Antarctica’s emperor penguin population has suffered such severe climate-related breeding issues that it’s at risk of disappearing by the year 2100, according to a 2019 study by the British Antarctic Survey. In search of a solution, a group of tech companies developed a computer vision solution to help ecologists count the remaining penguins faster and more accurately than before.
The loose partnership consists of Intel’s AI Builders — the company’s curated ecosystem of software vendors — along with Microsoft’s AI for Earth initiative and data science consultancy Gramener. The consultancy sourced a corpus containing photos of Antarctica’s penguin colonies from Oxford University’s Penguin Watch Project, which over the past decade has sourced millions of time-lapse images from camera traps in over 40 locations and recruited online volunteers to annotate them. It then fed the data through a convolutional neural network — a type of AI model most commonly applied to analyzing visual imagery — that preserved spatial information while localizing penguin counts and estimating overall tallies.
The AI model was cascaded and two-stage in design. The first classified images into broad image categories, while the second estimated the density by taking inputs from earlier stages to generate maps. By approximating the number of penguins in clusters of different sizes, this density-based approach managed to handle most of the imaging challenges.
GPUs and Intel Xeon Scalable processors were used to train the model within a virtual environment on Microsoft’s Azure cloud platform, which was then benchmarked using Intel’s Optimization for PyTorch toolkit. From this benchmarking exercise and other open source tools and libraries, Gramener says it was able to reduce training time from days to hours.
It was quite the feat, all told. Some images exhibited perspective distortion, where penguin faces in the foreground appeared larger than those in the background, and occlusion, where penguins in the background were hidden from view by objects or other penguins in the foreground. There was variability with respect to image quality and shooting angles, owing to unpredictable weather conditions, and there were often differences within the same picture, with some portions containing unusually high clusters of penguins.

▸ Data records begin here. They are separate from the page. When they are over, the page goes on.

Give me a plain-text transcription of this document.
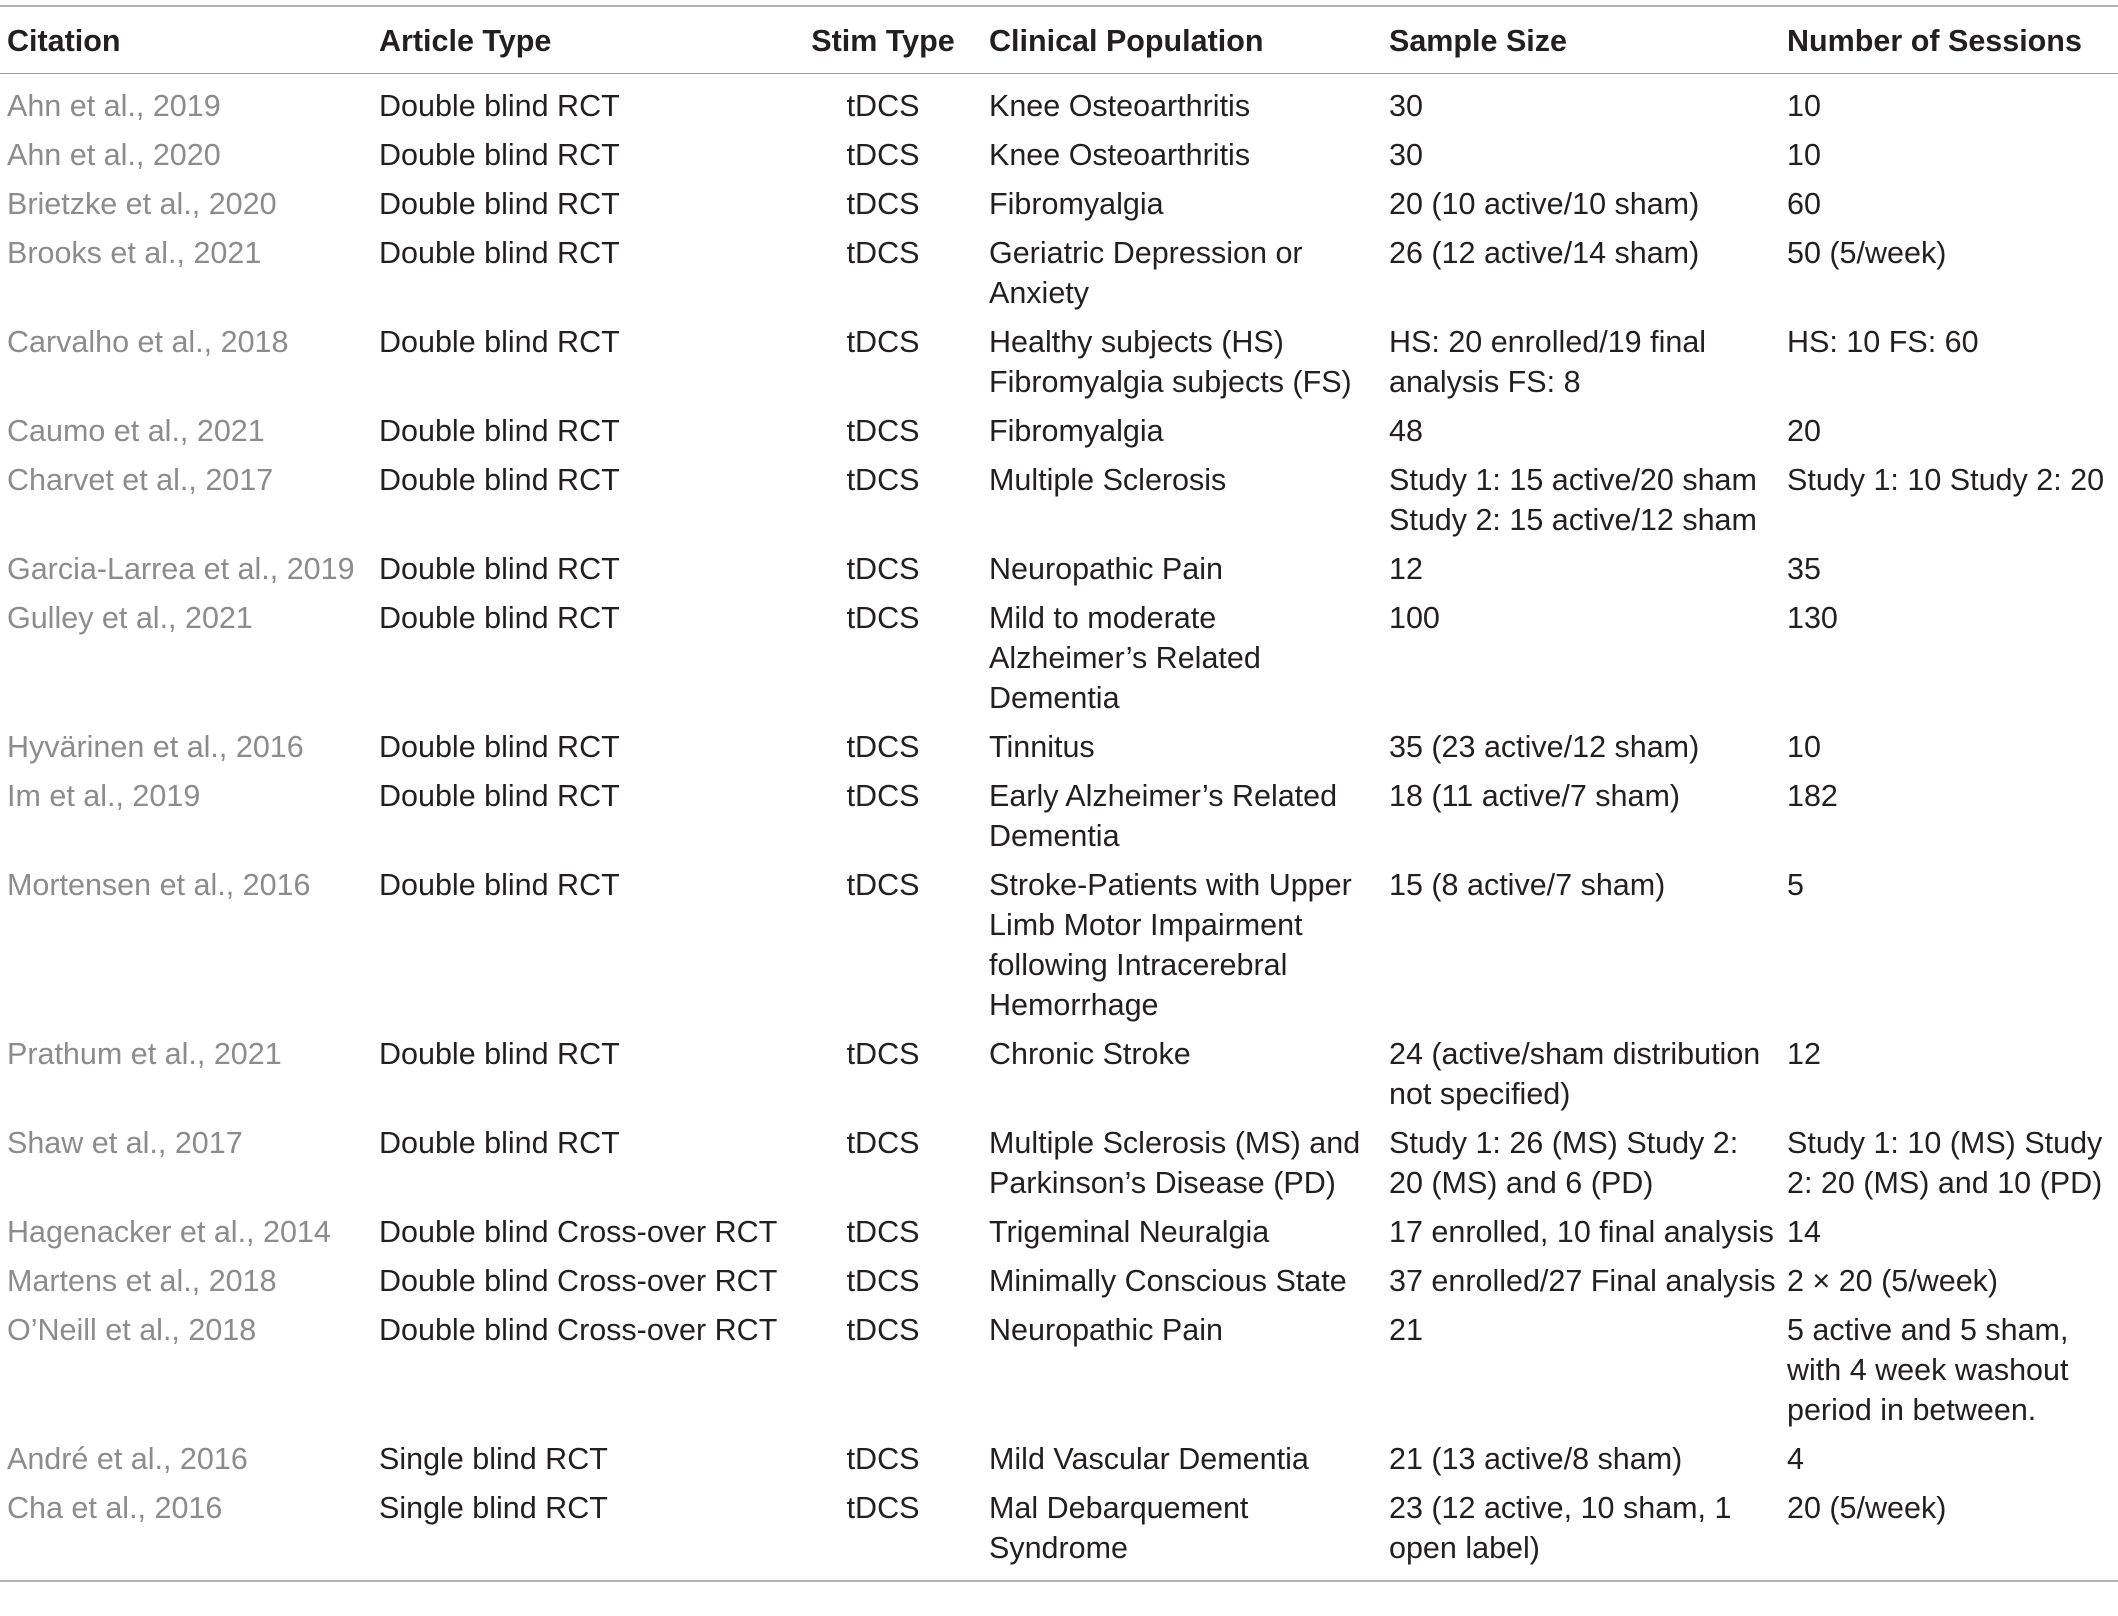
Citation	Article Type	Stim Type	Clinical Population	Sample Size	Number of Sessions
Ahn et al., 2019	Double blind RCT	tDCS	Knee Osteoarthritis	30	10
Ahn et al., 2020	Double blind RCT	tDCS	Knee Osteoarthritis	30	10
Brietzke et al., 2020	Double blind RCT	tDCS	Fibromyalgia	20 (10 active/10 sham)	60
Brooks et al., 2021	Double blind RCT	tDCS	Geriatric Depression or Anxiety	26 (12 active/14 sham)	50 (5/week)
Carvalho et al., 2018	Double blind RCT	tDCS	Healthy subjects (HS) Fibromyalgia subjects (FS)	HS: 20 enrolled/19 final analysis FS: 8	HS: 10 FS: 60
Caumo et al., 2021	Double blind RCT	tDCS	Fibromyalgia	48	20
Charvet et al., 2017	Double blind RCT	tDCS	Multiple Sclerosis	Study 1: 15 active/20 sham Study 2: 15 active/12 sham	Study 1: 10 Study 2: 20
Garcia-Larrea et al., 2019	Double blind RCT	tDCS	Neuropathic Pain	12	35
Gulley et al., 2021	Double blind RCT	tDCS	Mild to moderate Alzheimer’s Related Dementia	100	130
Hyvärinen et al., 2016	Double blind RCT	tDCS	Tinnitus	35 (23 active/12 sham)	10
Im et al., 2019	Double blind RCT	tDCS	Early Alzheimer’s Related Dementia	18 (11 active/7 sham)	182
Mortensen et al., 2016	Double blind RCT	tDCS	Stroke-Patients with Upper Limb Motor Impairment following Intracerebral Hemorrhage	15 (8 active/7 sham)	5
Prathum et al., 2021	Double blind RCT	tDCS	Chronic Stroke	24 (active/sham distribution not specified)	12
Shaw et al., 2017	Double blind RCT	tDCS	Multiple Sclerosis (MS) and Parkinson’s Disease (PD)	Study 1: 26 (MS) Study 2: 20 (MS) and 6 (PD)	Study 1: 10 (MS) Study 2: 20 (MS) and 10 (PD)
Hagenacker et al., 2014	Double blind Cross-over RCT	tDCS	Trigeminal Neuralgia	17 enrolled, 10 final analysis	14
Martens et al., 2018	Double blind Cross-over RCT	tDCS	Minimally Conscious State	37 enrolled/27 Final analysis	2 × 20 (5/week)
O’Neill et al., 2018	Double blind Cross-over RCT	tDCS	Neuropathic Pain	21	5 active and 5 sham, with 4 week washout period in between.
André et al., 2016	Single blind RCT	tDCS	Mild Vascular Dementia	21 (13 active/8 sham)	4
Cha et al., 2016	Single blind RCT	tDCS	Mal Debarquement Syndrome	23 (12 active, 10 sham, 1 open label)	20 (5/week)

“We faced multiple challenges. Almost 70% of images were unusable, as either the lighting wasn’t good or it was foggy, and penguins weren’t visible,” said lead data scientist Soumya Ranjan Mohanty. “These are easy for the human eye to perceive but difficult for an algorithm.”
It isn’t Hyderabad-based Gamener’s first AI project of an ecological nature. The consultancy partnered with Microsoft to build a model capable of classifying thousands of different flora and fauna species, using open source data from iNaturalist. It also developed a two-step solution that weeds out unusable images from camera traps and identifies those that contain animals, which became Microsoft’s Camera Trap API, as well as a system that provides high-resolution land cover information. Separately, Gamener worked with the Nisqually River Foundation to pick out fish species by analyzing video footage from an underwater camera that’s activated when fish pass certain infrared sensors. And in Kenya it worked with local researchers to build a model that could distinguish elephants from other livestock in aerial photographs.
Of course, Gamener is far from the first to apply AI to these kinds of problems. In December 2019, Google partnered with Conservation International and other organizations to process one of the world’s largest and most diverse databases of photographs taken from motion-activated cameras. DeepMind last year detailed ecological research its science team is conducting to develop AI systems that will help study the behavior of animal species in Tanzania’s Serengeti National Park. Microsoft recently highlighted a Santa Cruz, California-based startup called Conservation Metrics that’s leveraging machine learning to track African elephants, akin to a separate effort by an independent team of researchers to develop an algorithm trained on Snapshot Serengeti that can identify, describe, and count wildlife with 96.6% accuracy. And Intel’s own TrailGuard AI system prevents poaching by detecting motion with cameras using an on-device AI algorithm.